Winter Concert

concert

 

Last night I went to my eight year old daughter’s school winter concert.  Mandatory for all parents to sit though every year whether their daughter is the littlest snowflake out in front or the one stuck in the last row with a snowflake headband over their eyes.

The concert started out without incident.  Recorders and xylophones played by grade four students accompanying sweet little kindergarten voices singing about Papa Noel.  Then a group of grade one to four students told the story of snowflakes and snirt (snow mixed with dirt).  Parents jostling for the best position to video their little darling from so that they can show grandparents on Christmas Day.

It’s usually about this time that we, as parents, are checking our watches wondering how much longer we can sit on the, oh so comfortable, bleachers without needing a trip to the chiropractor the next day.  Surely it can’t be much longer.

The last group of kids to go was the grade seven class.  They were going to sing a carol both in English and French.  Is started with two of the students out front with microphones and the rest of the students backing them up.  As they finished their solos two more student came down to do theirs.

It was a few minutes in and a boy in a white shirt started to walk down to the mic.

As he walked down he motioned to the music teacher that he needed the words…..but there was no time and he missed his cue.

The next two students had already started to come down to take their places and the boy in the white shirt walked back to his spot and hung his head.  You could feel his disappointment in every corner of the auditorium.

The song went on and still he hung his head.  His buddy next to him patted him on the back in encouragement as the song ended.

As we politely applauded the music director went over to the boy and said something to him.  No response.  Again he asked him and he finally shrugged his shoulders.  The director took the mic.

“I am so incredibly proud of this grade seven class.  It takes so much courage to step out front and perform a solo.
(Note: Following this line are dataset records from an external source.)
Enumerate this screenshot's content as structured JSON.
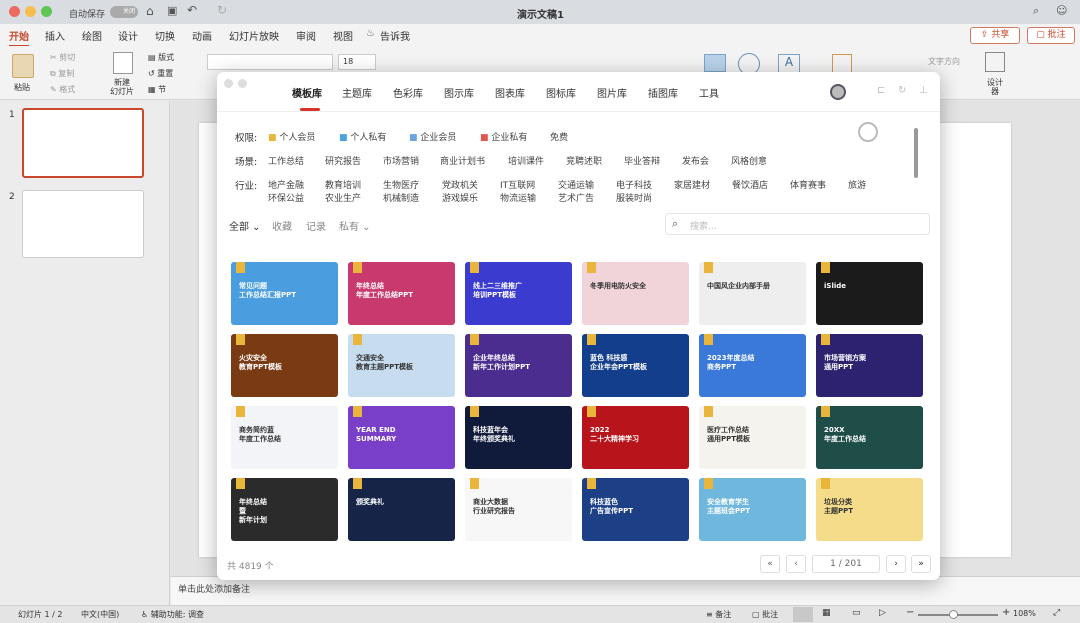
{
  "titlebar": {
    "autosave": "自动保存",
    "toggle": "关闭",
    "doc_title": "演示文稿1"
  },
  "ribbon_tabs": [
    "开始",
    "插入",
    "绘图",
    "设计",
    "切换",
    "动画",
    "幻灯片放映",
    "审阅",
    "视图"
  ],
  "tell_me": "告诉我",
  "share": "共享",
  "comments": "批注",
  "ribbon": {
    "paste": "粘贴",
    "cut": "剪切",
    "copy": "复制",
    "format": "格式",
    "new_slide": "新建\n幻灯片",
    "layout": "版式",
    "reset": "重置",
    "section": "节",
    "font_size": "18",
    "text_direction": "文字方向",
    "design_ideas": "设计\n器"
  },
  "slides": [
    "1",
    "2"
  ],
  "notes_placeholder": "单击此处添加备注",
  "status": {
    "slide": "幻灯片 1 / 2",
    "lang": "中文(中国)",
    "accessibility": "辅助功能: 调查",
    "notes": "备注",
    "comments": "批注",
    "zoom": "108%"
  },
  "dialog": {
    "tabs": [
      "模板库",
      "主题库",
      "色彩库",
      "图示库",
      "图表库",
      "图标库",
      "图片库",
      "插图库",
      "工具"
    ],
    "active_tab": "模板库",
    "filters": {
      "rights_label": "权限:",
      "rights": [
        "个人会员",
        "个人私有",
        "企业会员",
        "企业私有",
        "免费"
      ],
      "scene_label": "场景:",
      "scene": [
        "工作总结",
        "研究报告",
        "市场营销",
        "商业计划书",
        "培训课件",
        "竞聘述职",
        "毕业答辩",
        "发布会",
        "风格创意"
      ],
      "industry_label": "行业:",
      "industry": [
        "地产金融",
        "教育培训",
        "生物医疗",
        "党政机关",
        "IT互联网",
        "交通运输",
        "电子科技",
        "家居建材",
        "餐饮酒店",
        "体育赛事",
        "旅游",
        "环保公益",
        "农业生产",
        "机械制造",
        "游戏娱乐",
        "物流运输",
        "艺术广告",
        "服装时尚"
      ]
    },
    "subtabs": [
      "全部",
      "收藏",
      "记录",
      "私有"
    ],
    "search_placeholder": "搜索...",
    "cards": [
      {
        "title": "常见问题\n工作总结汇报PPT",
        "bg": "#4a9ee0"
      },
      {
        "title": "年终总结\n年度工作总结PPT",
        "bg": "#c83a6e"
      },
      {
        "title": "线上二三维推广\n培训PPT模板",
        "bg": "#3b3bcf"
      },
      {
        "title": "冬季用电防火安全",
        "bg": "#f0d4da"
      },
      {
        "title": "中国风企业内部手册",
        "bg": "#eeeeee"
      },
      {
        "title": "iSlide",
        "bg": "#1b1b1b"
      },
      {
        "title": "火灾安全\n教育PPT模板",
        "bg": "#7a3b14"
      },
      {
        "title": "交通安全\n教育主题PPT模板",
        "bg": "#c7dcef"
      },
      {
        "title": "企业年终总结\n新年工作计划PPT",
        "bg": "#4a2d8f"
      },
      {
        "title": "蓝色 科技感\n企业年会PPT模板",
        "bg": "#123e8c"
      },
      {
        "title": "2023年度总结\n商务PPT",
        "bg": "#3a79d8"
      },
      {
        "title": "市场营销方案\n通用PPT",
        "bg": "#2c2270"
      },
      {
        "title": "商务简约蓝\n年度工作总结",
        "bg": "#f2f4f8"
      },
      {
        "title": "YEAR END\nSUMMARY",
        "bg": "#7a3fc8"
      },
      {
        "title": "科技蓝年会\n年终颁奖典礼",
        "bg": "#101a3b"
      },
      {
        "title": "2022\n二十大精神学习",
        "bg": "#b8141c"
      },
      {
        "title": "医疗工作总结\n通用PPT模板",
        "bg": "#f5f3ee"
      },
      {
        "title": "20XX\n年度工作总结",
        "bg": "#1f4d48"
      },
      {
        "title": "年终总结\n暨\n新年计划",
        "bg": "#2b2b2b"
      },
      {
        "title": "颁奖典礼",
        "bg": "#152447"
      },
      {
        "title": "商业大数据\n行业研究报告",
        "bg": "#f7f7f7"
      },
      {
        "title": "科技蓝色\n广告宣传PPT",
        "bg": "#1d3f86"
      },
      {
        "title": "安全教育学生\n主题班会PPT",
        "bg": "#6fb7dc"
      },
      {
        "title": "垃圾分类\n主题PPT",
        "bg": "#f4dc8a"
      }
    ],
    "total": "共 4819 个",
    "page": "1 / 201"
  },
  "colors": {
    "accent": "#c9472b",
    "tag_gold": "#e9b53a"
  }
}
Sometimes you get a second chance so we are going to try that one again if it’s all right with you.”

So the students took their places again and the music director gave the cue to start.  This time the boy in the white shirt gave himself extra time to get down to the mic and find his spot on the song sheet.  We all held our breath.

He started to sing his solo and……nailed it.  Everyone in the auditorium was clapping wildly and most of us were wiping tears away.

That moment happened because of a great teacher. A teacher who knew his students and knew what they were capable of.  The boy in the white shirt will never forget his last elementary school winter concert and neither will we.

The Best Thing in Life is a teacher who will never give up on your kids.